Mortgages: 'If you're going fixed, do it now'

Historical U.S. Prime RatesImage via Wikipedia
Today RBC and TD raised 5 year fixed mortgage rates by .25 % joining BMO and CIBC who raised their rates yesterday. Jim Flaherty, the Canadian Minister of Finance,  warned that mortgage rates will continue to rise, which added to a chorus line of simliar warnings including those by the Bank of Canada Governor Mark Carney.

If you were listening to the evening news bank economists are saying they’re not sure where rates will end up. But you can believe Mr. Flaherty and Mr. Carney – rates have only one way to go - up!

The reason fixed rates mortgages are rising now is because swap rates – the rate lenders pay to borrow from each other – have been rising since the start of the year. So lenders are passing on this cost to borrowers by raising their fixed rates.

The reason behind the increase in swaps is that the markets are factoring in an interest rate rise sooner rather than later.

Therefore borrowers considering switching to a fixed rate should do so as soon as possible as there is every likelihood fixed rates will rise further in the coming days.

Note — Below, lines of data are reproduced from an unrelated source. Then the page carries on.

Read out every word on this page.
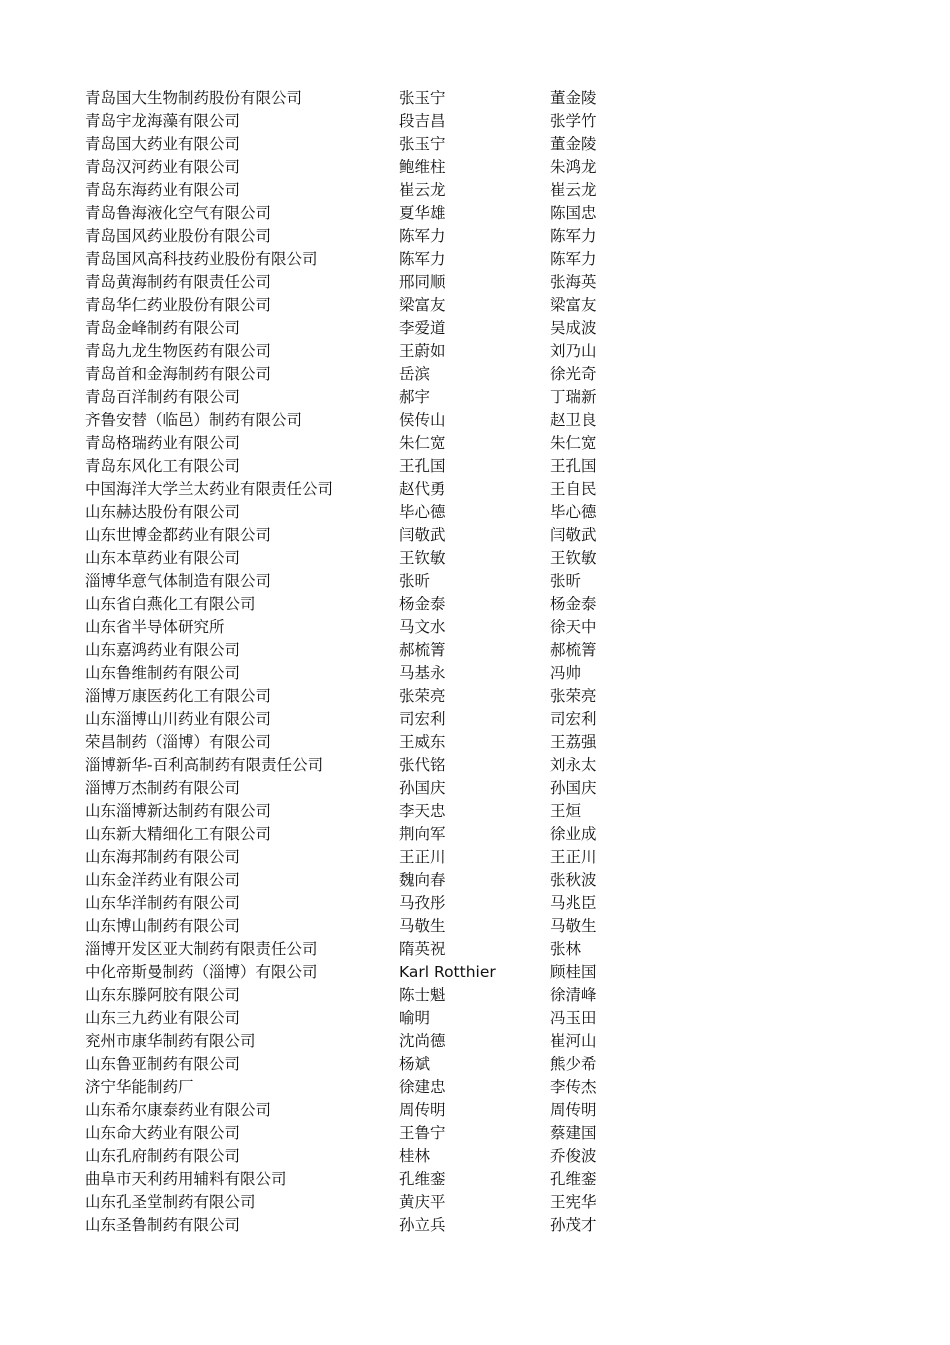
青岛国大生物制药股份有限公司	张玉宁	董金陵
青岛宇龙海藻有限公司	段吉昌	张学竹
青岛国大药业有限公司	张玉宁	董金陵
青岛汉河药业有限公司	鲍维柱	朱鸿龙
青岛东海药业有限公司	崔云龙	崔云龙
青岛鲁海液化空气有限公司	夏华雄	陈国忠
青岛国风药业股份有限公司	陈军力	陈军力
青岛国风高科技药业股份有限公司	陈军力	陈军力
青岛黄海制药有限责任公司	邢同顺	张海英
青岛华仁药业股份有限公司	梁富友	梁富友
青岛金峰制药有限公司	李爱道	吴成波
青岛九龙生物医药有限公司	王蔚如	刘乃山
青岛首和金海制药有限公司	岳滨	徐光奇
青岛百洋制药有限公司	郝宇	丁瑞新
齐鲁安替（临邑）制药有限公司	侯传山	赵卫良
青岛格瑞药业有限公司	朱仁宽	朱仁宽
青岛东风化工有限公司	王孔国	王孔国
中国海洋大学兰太药业有限责任公司	赵代勇	王自民
山东赫达股份有限公司	毕心德	毕心德
山东世博金都药业有限公司	闫敬武	闫敬武
山东本草药业有限公司	王钦敏	王钦敏
淄博华意气体制造有限公司	张昕	张昕
山东省白燕化工有限公司	杨金泰	杨金泰
山东省半导体研究所	马文水	徐天中
山东嘉鸿药业有限公司	郝梳箐	郝梳箐
山东鲁维制药有限公司	马基永	冯帅
淄博万康医药化工有限公司	张荣亮	张荣亮
山东淄博山川药业有限公司	司宏利	司宏利
荣昌制药（淄博）有限公司	王威东	王荔强
淄博新华-百利高制药有限责任公司	张代铭	刘永太
淄博万杰制药有限公司	孙国庆	孙国庆
山东淄博新达制药有限公司	李天忠	王烜
山东新大精细化工有限公司	荆向军	徐业成
山东海邦制药有限公司	王正川	王正川
山东金洋药业有限公司	魏向春	张秋波
山东华洋制药有限公司	马孜彤	马兆臣
山东博山制药有限公司	马敬生	马敬生
淄博开发区亚大制药有限责任公司	隋英祝	张林
中化帝斯曼制药（淄博）有限公司	Karl Rotthier	顾桂国
山东东滕阿胶有限公司	陈士魁	徐清峰
山东三九药业有限公司	喻明	冯玉田
兖州市康华制药有限公司	沈尚德	崔河山
山东鲁亚制药有限公司	杨斌	熊少希
济宁华能制药厂	徐建忠	李传杰
山东希尔康泰药业有限公司	周传明	周传明
山东命大药业有限公司	王鲁宁	蔡建国
山东孔府制药有限公司	桂林	乔俊波
曲阜市天利药用辅料有限公司	孔维銮	孔维銮
山东孔圣堂制药有限公司	黄庆平	王宪华
山东圣鲁制药有限公司	孙立兵	孙茂才
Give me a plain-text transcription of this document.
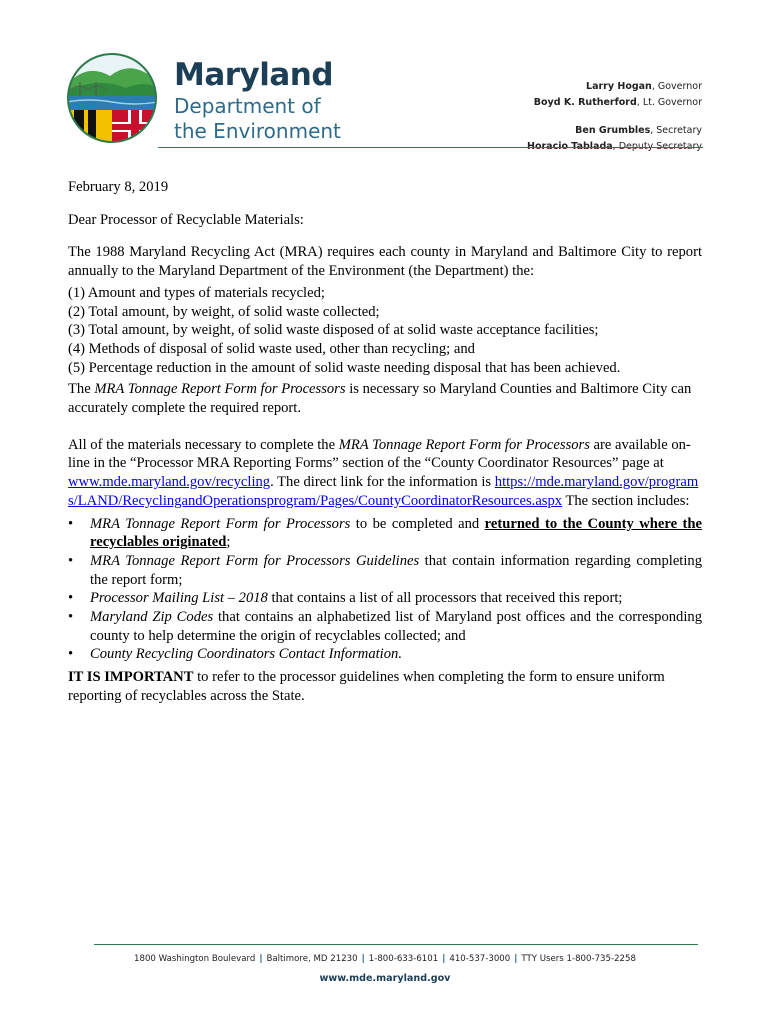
Maryland
Department of
the Environment
Larry Hogan, Governor
Boyd K. Rutherford, Lt. Governor
Ben Grumbles, Secretary

February 8, 2019

Dear Processor of Recyclable Materials:

The 1988 Maryland Recycling Act (MRA) requires each county in Maryland and Baltimore City to report annually to the Maryland Department of the Environment (the Department) the:

(1) Amount and types of materials recycled;
(2) Total amount, by weight, of solid waste collected;
(3) Total amount, by weight, of solid waste disposed of at solid waste acceptance facilities;
(4) Methods of disposal of solid waste used, other than recycling; and
(5) Percentage reduction in the amount of solid waste needing disposal that has been achieved.

The MRA Tonnage Report Form for Processors is necessary so Maryland Counties and Baltimore City can accurately complete the required report.

All of the materials necessary to complete the MRA Tonnage Report Form for Processors are available on-line in the “Processor MRA Reporting Forms” section of the “County Coordinator Resources” page at www.mde.maryland.gov/recycling. The direct link for the information is https://mde.maryland.gov/programs/LAND/RecyclingandOperationsprogram/Pages/CountyCoordinatorResources.aspx The section includes:

• MRA Tonnage Report Form for Processors to be completed and returned to the County where the recyclables originated;
• MRA Tonnage Report Form for Processors Guidelines that contain information regarding completing the report form;
• Processor Mailing List – 2018 that contains a list of all processors that received this report;
• Maryland Zip Codes that contains an alphabetized list of Maryland post offices and the corresponding county to help determine the origin of recyclables collected; and
• County Recycling Coordinators Contact Information.

IT IS IMPORTANT to refer to the processor guidelines when completing the form to ensure uniform reporting of recyclables across the State.

1800 Washington Boulevard | Baltimore, MD 21230 | 1-800-633-6101 | 410-537-3000 | TTY Users 1-800-735-2258
www.mde.maryland.gov
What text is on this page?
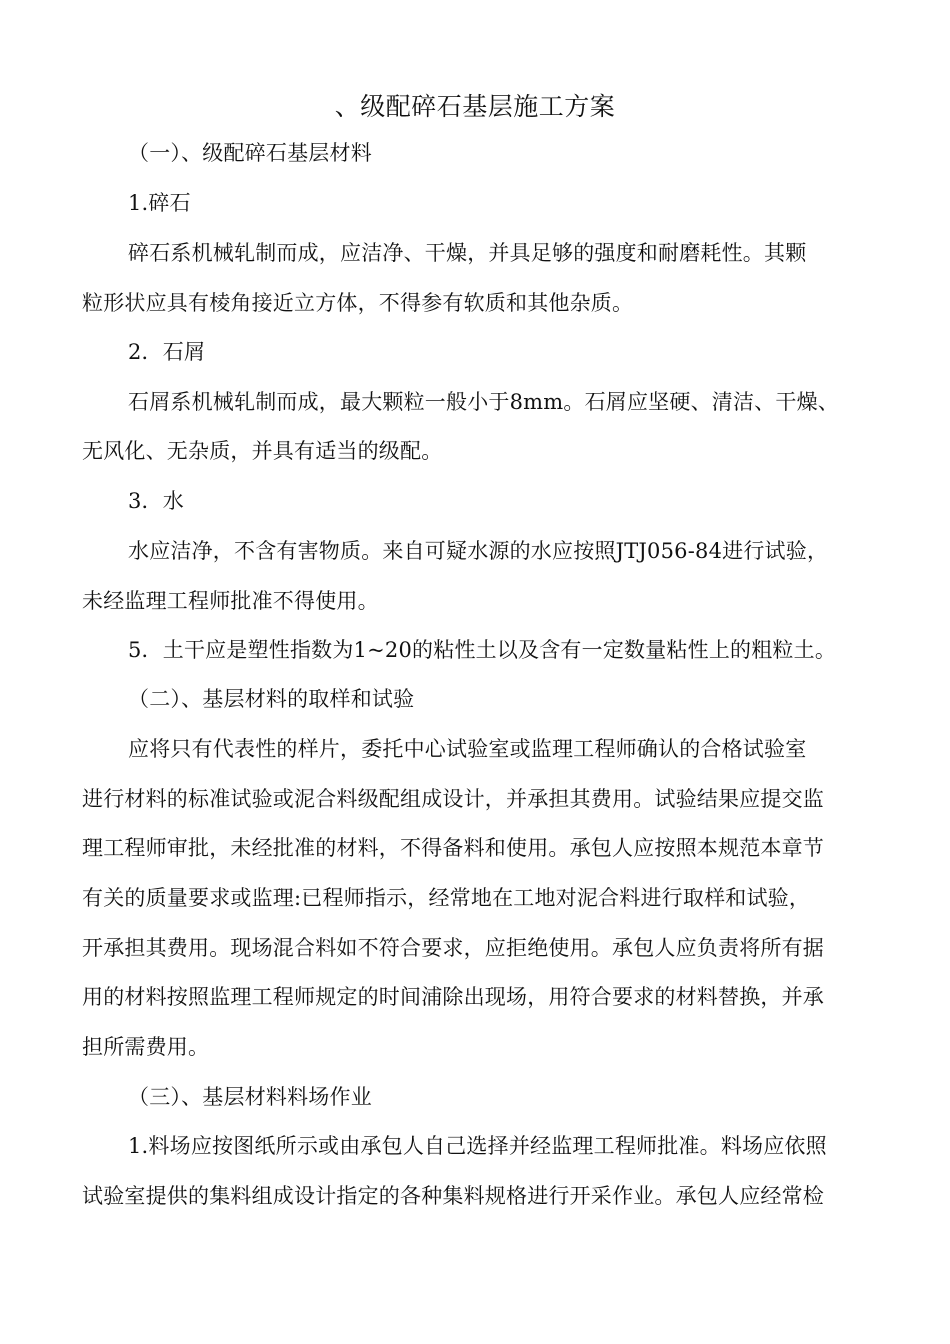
、级配碎石基层施工方案
（一）、级配碎石基层材料
1.碎石
碎石系机械轧制而成，应洁净、干燥，并具足够的强度和耐磨耗性。其颗
粒形状应具有棱角接近立方体，不得参有软质和其他杂质。
2．石屑
石屑系机械轧制而成，最大颗粒一般小于8mm。石屑应坚硬、清洁、干燥、
无风化、无杂质，并具有适当的级配。
3．水
水应洁净，不含有害物质。来自可疑水源的水应按照JTJ056-84进行试验，
未经监理工程师批准不得使用。
5．土干应是塑性指数为1~20的粘性土以及含有一定数量粘性上的粗粒土。
（二）、基层材料的取样和试验
应将只有代表性的样片，委托中心试验室或监理工程师确认的合格试验室
进行材料的标准试验或泥合料级配组成设计，并承担其费用。试验结果应提交监
理工程师审批，未经批准的材料，不得备料和使用。承包人应按照本规范本章节
有关的质量要求或监理:已程师指示，经常地在工地对泥合料进行取样和试验，
开承担其费用。现场混合料如不符合要求，应拒绝使用。承包人应负责将所有据
用的材料按照监理工程师规定的时间浦除出现场，用符合要求的材料替换，并承
担所需费用。
（三）、基层材料料场作业
1.料场应按图纸所示或由承包人自己选择并经监理工程师批准。料场应依照
试验室提供的集料组成设计指定的各种集料规格进行开采作业。承包人应经常检
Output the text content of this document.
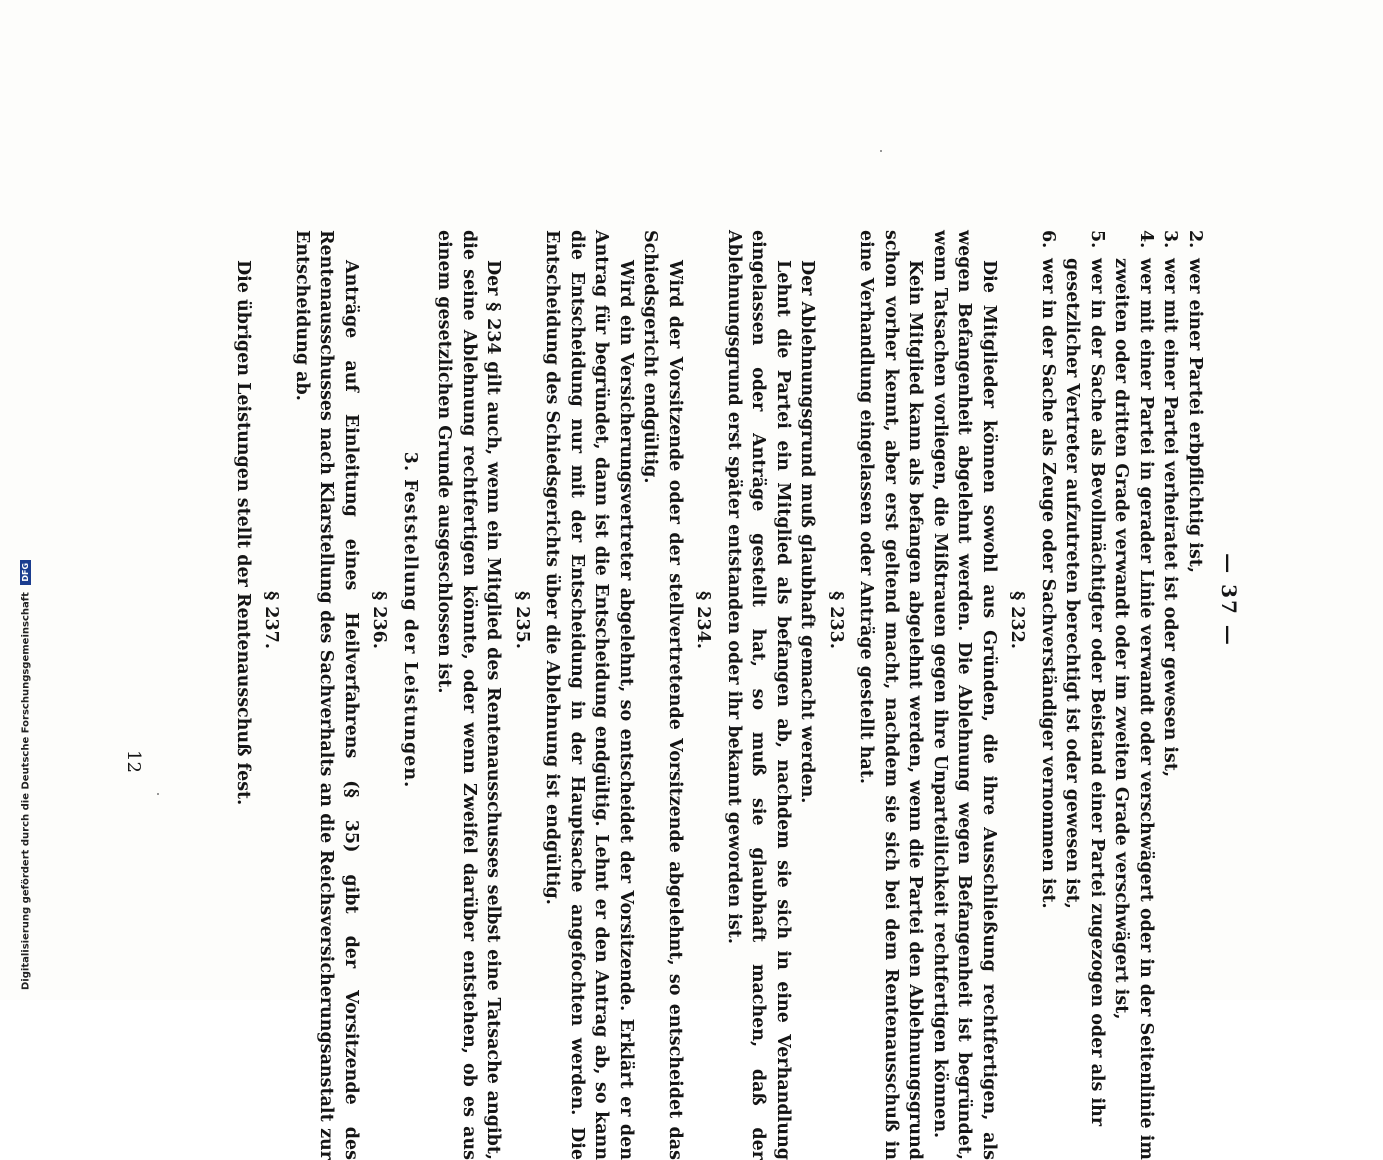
— 37 —
2.
wer einer Partei erbpflichtig ist,
3.
wer mit einer Partei verheiratet ist oder gewesen ist,
4.
wer mit einer Partei in gerader Linie verwandt oder verschwägert oder in der Seitenlinie im zweiten oder dritten Grade verwandt oder im zweiten Grade verschwägert ist,
5.
wer in der Sache als Bevollmächtigter oder Beistand einer Partei zugezogen oder als ihr gesetzlicher Vertreter aufzutreten berechtigt ist oder gewesen ist,
6.
wer in der Sache als Zeuge oder Sachverständiger vernommen ist.
§ 232.

Die Mitglieder können sowohl aus Gründen, die ihre Ausschließung rechtfertigen, als wegen Befangenheit abgelehnt werden. Die Ablehnung wegen Befangenheit ist begründet, wenn Tatsachen vorliegen, die Mißtrauen gegen ihre Unparteilichkeit rechtfertigen können.

Kein Mitglied kann als befangen abgelehnt werden, wenn die Partei den Ablehnungsgrund schon vorher kennt, aber erst geltend macht, nachdem sie sich bei dem Rentenausschuß in eine Verhandlung eingelassen oder Anträge gestellt hat.

§ 233.

Der Ablehnungsgrund muß glaubhaft gemacht werden.

Lehnt die Partei ein Mitglied als befangen ab, nachdem sie sich in eine Verhandlung eingelassen oder Anträge gestellt hat, so muß sie glaubhaft machen, daß der Ablehnungsgrund erst später entstanden oder ihr bekannt geworden ist.

§ 234.

Wird der Vorsitzende oder der stellvertretende Vorsitzende abgelehnt, so entscheidet das Schiedsgericht endgültig.

Wird ein Versicherungsvertreter abgelehnt, so entscheidet der Vorsitzende. Erklärt er den Antrag für begründet, dann ist die Entscheidung endgültig. Lehnt er den Antrag ab, so kann die Entscheidung nur mit der Entscheidung in der Hauptsache angefochten werden. Die Entscheidung des Schiedsgerichts über die Ablehnung ist endgültig.

§ 235.

Der § 234 gilt auch, wenn ein Mitglied des Rentenausschusses selbst eine Tatsache angibt, die seine Ablehnung rechtfertigen könnte, oder wenn Zweifel darüber entstehen, ob es aus einem gesetzlichen Grunde ausgeschlossen ist.

3. Feststellung der Leistungen.
§ 236.

Anträge auf Einleitung eines Heilverfahrens (§ 35) gibt der Vorsitzende des Rentenausschusses nach Klarstellung des Sachverhalts an die Reichsversicherungsanstalt zur Entscheidung ab.

§ 237.

Die übrigen Leistungen stellt der Rentenausschuß fest.

12
Digitalisierung gefördert durch die Deutsche Forschungsgemeinschaft DFG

If you're carrying debt on high rate credit cards, department store cards, car loans, etc... now could be a good time to consolidate, particularly for those with large amounts of equity in their homes. Roll that credit card debt over into your mortgage or into fixed rate LOC and for some, it will mean thousands of dollars in annual savings, freeing up cash flow for other uses including paying down your mortgage faster.